UK's Vodafone Group may spend over a $1 billion in India this fiscal despite its earlier investments not yielding expected returns, according to Mr Vittorio Colao, Global CEO, Vodafone Group.

“Has India been a good case in terms of ‘return on investment'? Unfortunately, the answer is no…Having said that I am happy with the commercial success and the way our operations in India have been run…,” Mr Colao, who is on a visit to India, said here on Tuesday.

Vodafone had entered the Indian market by acquiring a controlling stake in the erstwhile Hutchison Essar in 2007 for $11 billion. Since then the company has invested over $7 billion, including the $2.4 billion (Rs 11,618 crore) spent on acquiring 3G licences.

One of the reasons for the less-than-expected returns were ‘changes which took place in the sector one year after the acquisition', said Mr Colao.

Mr Colao was referring to the 122 new 2G licences issued in January 2008 by the Department of Telecommunications, which in addition to becoming the subject of huge debate recently, had made the market more competitive for incumbent telecom operators

“We need now to make sure that the first question (return on investment) gets a ‘yes'. This is because you need to have good returns to continue long-term investments in any geography,” said Mr Colao.

Vodafone's ride in India had become bumpier thanks to the $2.5-billion tax bill that was slapped on it by the income-tax authorities.

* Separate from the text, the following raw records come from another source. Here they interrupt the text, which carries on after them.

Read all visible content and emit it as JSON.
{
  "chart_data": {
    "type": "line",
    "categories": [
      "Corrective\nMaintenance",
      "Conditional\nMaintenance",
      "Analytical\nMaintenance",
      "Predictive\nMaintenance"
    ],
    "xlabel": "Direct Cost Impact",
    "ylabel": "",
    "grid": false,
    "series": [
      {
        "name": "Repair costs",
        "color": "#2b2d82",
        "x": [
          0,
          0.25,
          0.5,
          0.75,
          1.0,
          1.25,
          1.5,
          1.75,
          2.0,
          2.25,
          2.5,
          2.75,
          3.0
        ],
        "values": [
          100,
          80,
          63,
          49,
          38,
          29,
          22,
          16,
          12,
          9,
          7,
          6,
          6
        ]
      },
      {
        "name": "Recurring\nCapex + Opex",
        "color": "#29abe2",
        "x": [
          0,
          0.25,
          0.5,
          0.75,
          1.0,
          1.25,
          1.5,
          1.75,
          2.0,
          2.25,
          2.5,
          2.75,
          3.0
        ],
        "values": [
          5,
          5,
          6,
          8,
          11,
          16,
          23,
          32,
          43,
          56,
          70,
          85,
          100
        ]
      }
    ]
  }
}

At the heart of the matter is the non-payment of capital gains tax on its 2007 deal acquiring the controlling stake in the then Hutchison-Essar. Vodafone's stance is that the seller in the transaction (Hutchison Whompoa) should be taxed and not the buyer (Vodafone).

“By going after the buyer, just because the buyer is around and the seller is not, sounds a bit like slapping the wrong child for something that has happened in the family,” said Mr Colao. The Supreme Court is expected to pronounce its verdict on the case in July.

In fiscal 2012, the company's investments would focus on strengthening infrastructure related to its newly launched 3G services, in addition to increased spend in its broadband and enterprise services businesses.